Taking their cue from her joyful exclamation, the rest of the flock exploded into well wishes and questions.
Hands rained down on her back and playfully plucked at her feathers as she was pulled into the cafe.
Someone took her bin, and within moments her father had swooped down on her to press kisses to her cheeks.
“Why didn’t you say something, chickadee?” he demanded, flapping his great dark wings in proud sweeping movements.
“Um…” She ducked her head, unsure how to tell them that she had no idea if they’d approve or not.
The flock had always loved her, but they’d also looked at her like an oddball unfit for the dangers of the world. Without their aggression, she was never seen as completely grown despite the fact that she was nearing fifty years old.
“My chick gets the first latte!” her mother crowed.

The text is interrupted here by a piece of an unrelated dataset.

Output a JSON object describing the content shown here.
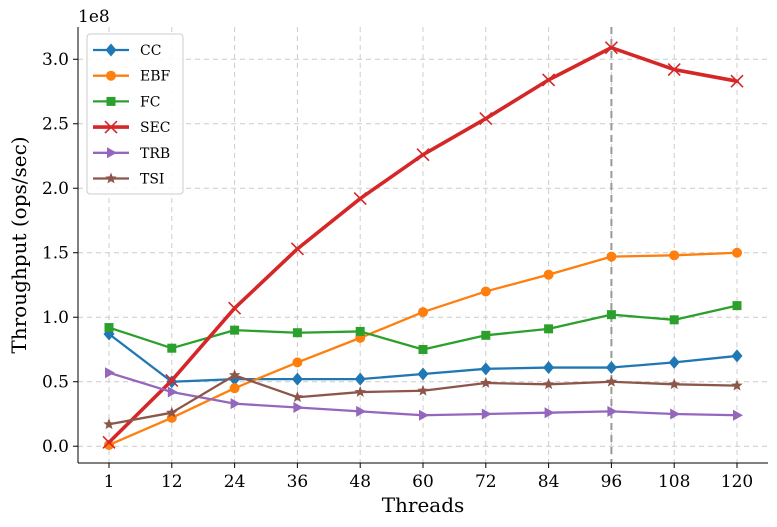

Swinging a clawed finger in the direction of Lucy and Eugenia, she ordered, “You two, start detangling those lights!”
Her sisters squawked with outrage before they set about their task without further argument.
The cafe became a hive of warmth and activity around Cassandra as her flock filled the display cases with seasonal treats, her mother pulled perfect espresso, and her father cracked open bins full of sparkling treasures.
“Here,” her mother said, placing a warm, fragrant latte in her hand. A cinnamon heart floated on the foam. Dropping a kiss onto the crown of Cassandra’s head, she murmured, “I hope you know we’re going to be over all the time. There’s no escaping the flock, chickadee.”
Clutching the cup to her chest, Cassandra let out a relieved breath. “Promise?”
“Promise.” Her mother’s wing swept behind her back, urging Cassandra toward her father. “Now get decorating! We open in an hour!”